Thursday, February 4, 2016

Bargaining power

If you come to visit us in Oaxaca when we get back, you might want to go shopping. We have so much to choose from. You could walk the aisles of the Artisan Market and get shawls or embroidered blouses or beaded purses. You could buy Christmas ornaments made of embossed tin or supple leather pouches. Or you could sit at one of the tables at the 20 de Noviembre market and drink hot chocolate frothed with a wooden paddle and served with rich pasca-like bread. Chocolate comes originally from Mexico and is used there for other things besides desserts, so you could buy chicken bathed in chocolate mole with a side dish of crunchy, salty grasshoppers. Or you could go to a village where people weave rugs in their homes, and you could choose your own natural colors (the red comes from the tiny cochineal bug that grows on cactus leaves). Or you could take a local bus to the town that makes black pottery or to the workshop in Etla where Neftali and Noel, Mixe artisans, some of the best in the nation, apprentice young men from Indian villages in the intricate carving and painting of fantastical creatures called alebrije. For much of this shopping, you will need bargaining skills. You might have to haggle a bit and even walk away to see if the price will come down. If your purchase is the vendor’s first sale of the day, you might see her genuflect to show her gratitude. Bargaining is part of market culture in Oaxaca. It’s part of the shopping experience.

Unfortunately, for me, I hate bargaining, so when visitors want to do that kind of shopping, Robert takes them, and I stay home.  Robert, the true shopper of the family, bargains wherever it’s useful, like at garage sales, Kijiji (Canada’s version of Craig’s List) listings, and pawn shop offers. It’s a skill he was born with. I, on the other hand, want to walk into a store and find a price tag dangling from every item so I can comparison shop without any hovering.

I wonder if this relates to the whole introvert/extrovert thing. Extroverts have long D4DR genes, which make them less sensitive to the neurotransmitter dopamine (a “feel good” gene), so they need to get their “chills and thrills” from outside stimulus like bargaining. Introverts, on the other hand, don’t need as much outside stimulus because their short D4DR genes are quite sensitive to dopamine, and so they get all the “buzz” they need without parachuting out of an airplane or haggling at a Oaxacan market. Whatever the reason, I don’t like it, but I bet it's a necessary skill in making lots of money.

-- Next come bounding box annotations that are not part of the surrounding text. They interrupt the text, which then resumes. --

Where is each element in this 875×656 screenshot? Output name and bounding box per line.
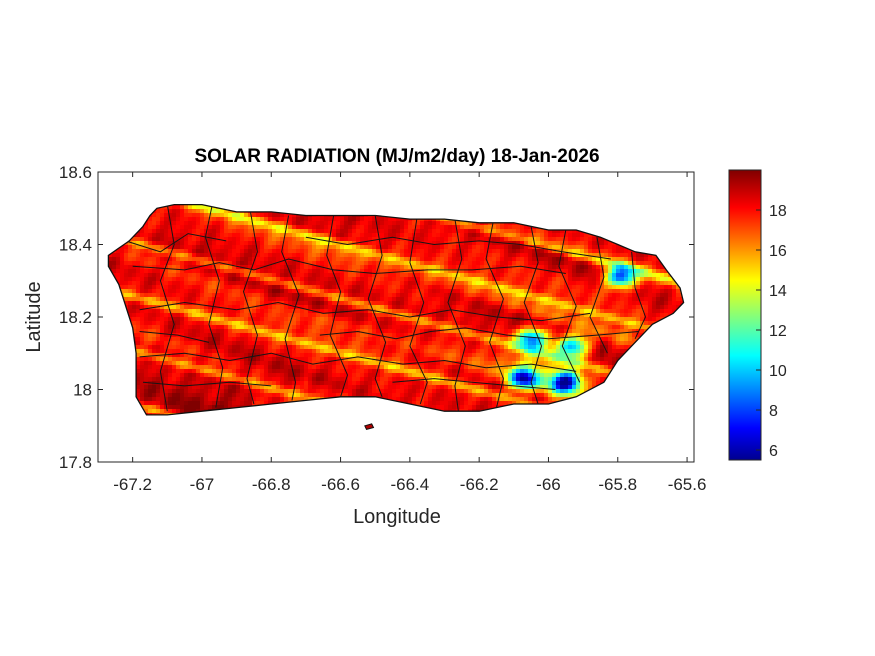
islet-caja-de-muertos (364, 423, 375, 430)
municipal-border (139, 352, 577, 372)
municipal-border (392, 378, 556, 390)
y-tick-label: 18 (73, 381, 92, 400)
municipal-border (631, 251, 647, 340)
municipal-border (139, 331, 210, 343)
municipal-border (242, 211, 258, 405)
x-tick-label: -66.6 (321, 475, 360, 494)
x-tick-label: -67.2 (113, 475, 152, 494)
x-tick-label: -66.4 (390, 475, 429, 494)
y-axis-label: Latitude (23, 281, 45, 352)
municipal-border (125, 233, 227, 253)
x-axis-label: Longitude (353, 506, 441, 528)
x-axis: -67.2 -67 -66.8 -66.6 -66.4 -66.2 -66 -65.8 -65.… (113, 172, 706, 494)
municipal-border (319, 327, 639, 340)
colorbar-tick-label: 10 (769, 363, 787, 380)
colorbar-tick-label: 16 (769, 243, 787, 260)
municipal-border (139, 301, 591, 322)
x-tick-label: -65.6 (668, 475, 707, 494)
municipal-border (485, 222, 504, 408)
colorbar-tick-label: 12 (769, 323, 787, 340)
y-tick-label: 18.4 (59, 236, 92, 255)
municipal-border (326, 215, 349, 397)
x-tick-label: -66 (536, 475, 561, 494)
colorbar-tick-label: 14 (769, 283, 787, 300)
municipal-border (523, 226, 543, 405)
municipal-border (204, 204, 224, 408)
y-tick-label: 18.2 (59, 308, 92, 327)
x-tick-label: -65.8 (598, 475, 637, 494)
x-tick-label: -66.2 (460, 475, 499, 494)
y-tick-label: 18.6 (59, 163, 92, 182)
municipal-border (142, 381, 272, 387)
island-outline (107, 203, 685, 416)
colorbar-tick-label: 6 (769, 443, 778, 460)
colorbar: 6 8 10 12 14 16 18 (728, 169, 787, 461)
municipal-border (558, 229, 581, 383)
x-tick-label: -67 (190, 475, 215, 494)
chart-title: SOLAR RADIATION (MJ/m2/day) 18-Jan-2026 (194, 146, 599, 167)
municipal-border (447, 219, 466, 412)
colorbar-ticks: 6 8 10 12 14 16 18 (756, 203, 787, 460)
colorbar-tick-label: 8 (769, 403, 778, 420)
y-tick-label: 17.8 (59, 453, 92, 472)
y-axis: 17.8 18 18.2 18.4 18.6 (59, 163, 694, 472)
colorbar-tick-label: 18 (769, 203, 787, 220)
municipal-border (132, 258, 566, 275)
municipal-border (367, 215, 387, 397)
colorbar-gradient (728, 169, 762, 461)
municipal-border (159, 204, 175, 412)
municipal-border (305, 236, 611, 260)
municipal-border (409, 219, 428, 405)
municipal-borders (125, 204, 647, 412)
municipal-border (281, 215, 300, 401)
x-tick-label: -66.8 (252, 475, 291, 494)
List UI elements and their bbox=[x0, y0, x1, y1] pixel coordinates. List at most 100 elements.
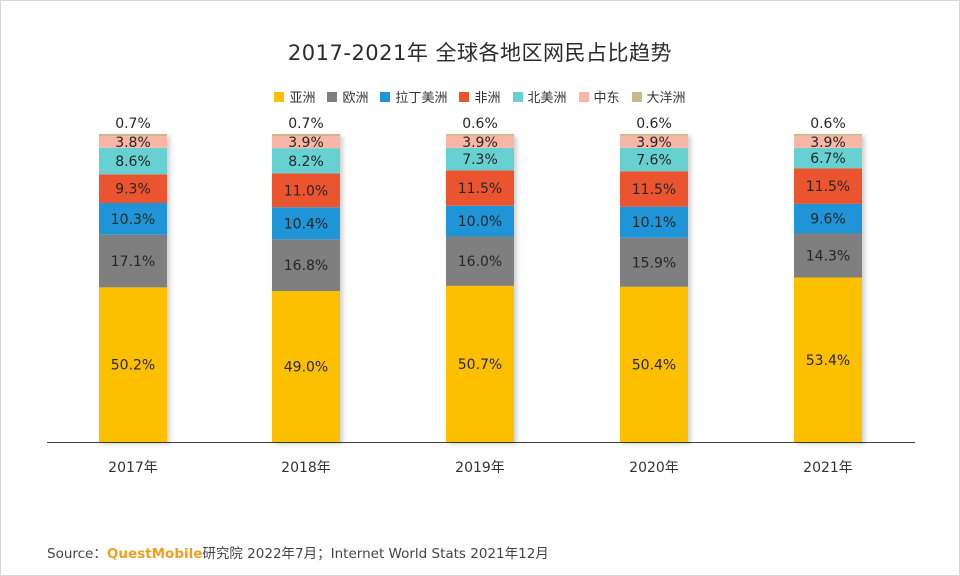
bar-segment bbox=[620, 286, 688, 442]
legend-label: 北美洲 bbox=[527, 91, 567, 106]
x-tick-label: 2018年 bbox=[281, 460, 331, 476]
data-label: 10.0% bbox=[458, 214, 502, 230]
bar-segment bbox=[99, 134, 167, 137]
bar-segment bbox=[620, 237, 688, 287]
data-label: 10.4% bbox=[284, 216, 328, 232]
source-note: Source：QuestMobile研究院 2022年7月；Internet W… bbox=[47, 542, 549, 562]
bar-segment bbox=[99, 147, 167, 175]
data-label: 3.9% bbox=[288, 135, 324, 151]
data-label: 7.6% bbox=[636, 153, 672, 169]
bar-segment bbox=[99, 234, 167, 288]
data-label: 8.2% bbox=[288, 154, 324, 170]
data-label: 15.9% bbox=[632, 255, 676, 271]
x-tick-label: 2019年 bbox=[455, 460, 505, 476]
bar-segment bbox=[446, 147, 514, 171]
legend-item: 中东 bbox=[578, 87, 620, 106]
legend-item: 大洋洲 bbox=[631, 87, 686, 106]
legend-swatch bbox=[274, 91, 285, 102]
legend-item: 北美洲 bbox=[512, 87, 567, 106]
x-tick-label: 2021年 bbox=[803, 460, 853, 476]
legend-label: 中东 bbox=[593, 91, 620, 106]
legend-swatch bbox=[631, 91, 642, 102]
bar-segment bbox=[446, 205, 514, 237]
bar-segment bbox=[272, 134, 340, 137]
data-label: 9.6% bbox=[810, 212, 846, 228]
legend-swatch bbox=[578, 91, 589, 102]
data-label: 0.7% bbox=[115, 116, 151, 132]
bar-segment bbox=[620, 147, 688, 172]
data-label: 50.4% bbox=[632, 357, 676, 373]
legend-swatch bbox=[380, 91, 391, 102]
bar-segment bbox=[446, 135, 514, 148]
data-label: 3.9% bbox=[462, 135, 498, 151]
data-label: 3.9% bbox=[636, 135, 672, 151]
x-tick-label: 2020年 bbox=[629, 460, 679, 476]
bar-segment bbox=[794, 134, 862, 136]
legend-swatch bbox=[512, 91, 523, 102]
bar-segment bbox=[272, 239, 340, 292]
data-label: 11.0% bbox=[284, 183, 328, 199]
data-label: 7.3% bbox=[462, 152, 498, 168]
legend-item: 欧洲 bbox=[327, 87, 368, 106]
data-label: 10.1% bbox=[632, 215, 676, 231]
legend-item: 非洲 bbox=[459, 87, 501, 106]
bar-segment bbox=[272, 136, 340, 149]
data-label: 53.4% bbox=[806, 353, 850, 369]
data-label: 8.6% bbox=[115, 154, 151, 170]
legend-item: 亚洲 bbox=[274, 87, 315, 106]
bar-segment bbox=[99, 287, 167, 442]
bar-segment bbox=[99, 202, 167, 235]
bar-segment bbox=[272, 148, 340, 174]
chart-title: 2017-2021年 全球各地区网民占比趋势 bbox=[287, 41, 673, 65]
bar-segment bbox=[99, 174, 167, 203]
bar-segment bbox=[794, 233, 862, 278]
legend-label: 欧洲 bbox=[342, 91, 369, 106]
data-label: 11.5% bbox=[806, 179, 850, 195]
bar-segment bbox=[446, 285, 514, 442]
bar-segment bbox=[794, 147, 862, 169]
legend-swatch bbox=[327, 91, 338, 102]
source-prefix: Source： bbox=[47, 546, 107, 562]
source-rest: 研究院 2022年7月；Internet World Stats 2021年12… bbox=[202, 546, 549, 562]
legend-label: 亚洲 bbox=[289, 91, 316, 106]
data-label: 0.6% bbox=[636, 116, 672, 132]
bar-segment bbox=[794, 135, 862, 148]
legend-label: 大洋洲 bbox=[646, 91, 686, 106]
data-label: 14.3% bbox=[806, 249, 850, 265]
legend-label: 拉丁美洲 bbox=[395, 91, 448, 106]
bar-segment bbox=[446, 236, 514, 286]
bar-segment bbox=[794, 168, 862, 204]
data-label: 16.8% bbox=[284, 258, 328, 274]
data-label: 17.1% bbox=[111, 254, 155, 270]
data-label: 50.2% bbox=[111, 358, 155, 374]
data-label: 16.0% bbox=[458, 254, 502, 270]
x-tick-label: 2017年 bbox=[108, 460, 158, 476]
bar-segment bbox=[446, 134, 514, 136]
data-label: 0.7% bbox=[288, 116, 324, 132]
legend-item: 拉丁美洲 bbox=[380, 87, 447, 106]
bar-segment bbox=[620, 206, 688, 238]
data-label: 49.0% bbox=[284, 360, 328, 376]
bar-segment bbox=[272, 291, 340, 442]
data-label: 10.3% bbox=[111, 212, 155, 228]
bar-segment bbox=[794, 203, 862, 234]
chart-legend: 亚洲 欧洲 拉丁美洲 非洲 北美洲 中东 大洋洲 bbox=[1, 87, 959, 106]
bar-segment bbox=[620, 134, 688, 136]
data-label: 0.6% bbox=[810, 116, 846, 132]
data-label: 6.7% bbox=[810, 151, 846, 167]
bar-segment bbox=[620, 171, 688, 207]
data-label: 11.5% bbox=[458, 181, 502, 197]
data-label: 3.9% bbox=[810, 135, 846, 151]
bar-segment bbox=[99, 136, 167, 148]
data-label: 9.3% bbox=[115, 182, 151, 198]
legend-swatch bbox=[459, 91, 470, 102]
data-label: 3.8% bbox=[115, 135, 151, 151]
source-brand: QuestMobile bbox=[106, 546, 203, 562]
data-label: 11.5% bbox=[632, 182, 676, 198]
bar-segment bbox=[620, 135, 688, 148]
bar-segment bbox=[272, 207, 340, 240]
legend-label: 非洲 bbox=[474, 91, 501, 106]
data-label: 0.6% bbox=[462, 116, 498, 132]
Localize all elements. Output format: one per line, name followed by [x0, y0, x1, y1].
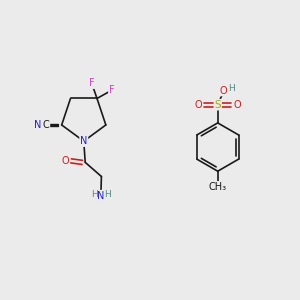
Text: O: O	[233, 100, 241, 110]
Text: CH₃: CH₃	[209, 182, 227, 191]
Text: O: O	[220, 85, 227, 95]
Text: C: C	[43, 120, 50, 130]
Text: F: F	[109, 85, 115, 95]
Text: O: O	[61, 156, 69, 166]
Text: N: N	[80, 136, 87, 146]
Text: H: H	[104, 190, 111, 199]
Text: F: F	[89, 78, 94, 88]
Text: H: H	[91, 190, 98, 199]
Text: N: N	[97, 190, 104, 201]
Text: S: S	[214, 100, 221, 110]
Text: O: O	[194, 100, 202, 110]
Text: N: N	[34, 120, 41, 130]
Text: H: H	[229, 84, 235, 93]
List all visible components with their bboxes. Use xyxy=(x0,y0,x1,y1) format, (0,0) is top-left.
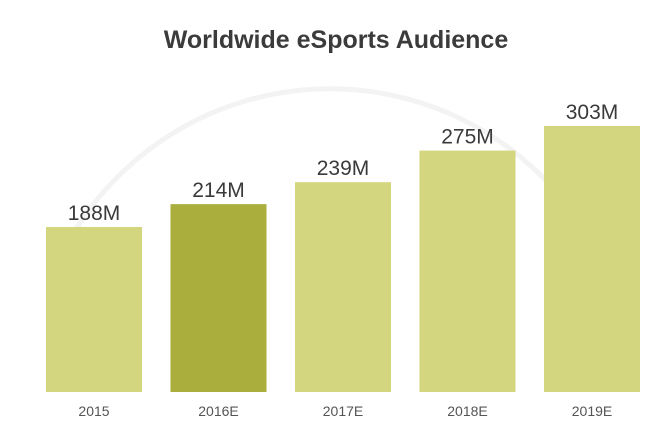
bar-2018e xyxy=(419,150,516,392)
bar-2019e xyxy=(544,126,640,392)
background-arc xyxy=(57,86,603,260)
chart-title: Worldwide eSports Audience xyxy=(163,26,509,54)
bar-2015 xyxy=(46,226,142,392)
x-tick-label-2019e: 2019E xyxy=(572,403,612,419)
data-label-2015: 188M xyxy=(68,202,121,225)
data-label-2016e: 214M xyxy=(192,179,245,202)
bar-2017e xyxy=(295,182,391,392)
data-label-2017e: 239M xyxy=(317,157,370,180)
data-label-2018e: 275M xyxy=(441,126,494,149)
x-tick-label-2016e: 2016E xyxy=(198,403,238,419)
data-label-2019e: 303M xyxy=(566,101,619,124)
x-tick-label-2018e: 2018E xyxy=(447,403,487,419)
x-tick-label-2015: 2015 xyxy=(78,403,109,419)
x-tick-label-2017e: 2017E xyxy=(323,403,363,419)
bar-2016e xyxy=(170,204,267,392)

So there is at least one advantage in living in North America: I can at least go shopping without bargaining. But wait! There is a vital product for which bargaining is required, actually, and it’s a matter of living or dying, of solvency or bankruptcy. It’s American health care. In Canada, the Insurer (the Government) has done a lot of bargaining behind the scenes, so the prices for health care are set and not going any lower, no matter who asks. In the US, however, the costs vary all over the place, and they can go up or down depending on who asks and why. If you have insurance, you might get a much higher price for a procedure, or a much lower price as an uninsured individual.  Bargaining is absolutely necessary. When Robert got his back surgery, our insurer negotiated with the hospital (standard procedure) and the bill got cut in half. What would the final bill have been without their bargaining power and knowledge? What if we'd had to to pay the $8000/IV treatment for my cancer? We’d be bankrupt right now.


And my kids are now caught in the US health care system with no safety net, and I have to admit it alarms me, making me feel like a tiny fly caught in the web of a giant spider.  I don’t know what to do. Elai has no insurance because her insurance was cut off when she got married, and Philip’s may be cut off, too—we don’t know—and none of us can afford the $8000/year per child that it would cost to insure them. What do we Americans do? Feels like gambling. Like jumping out of a plane. Like haggling with a spider. Maybe some people like this.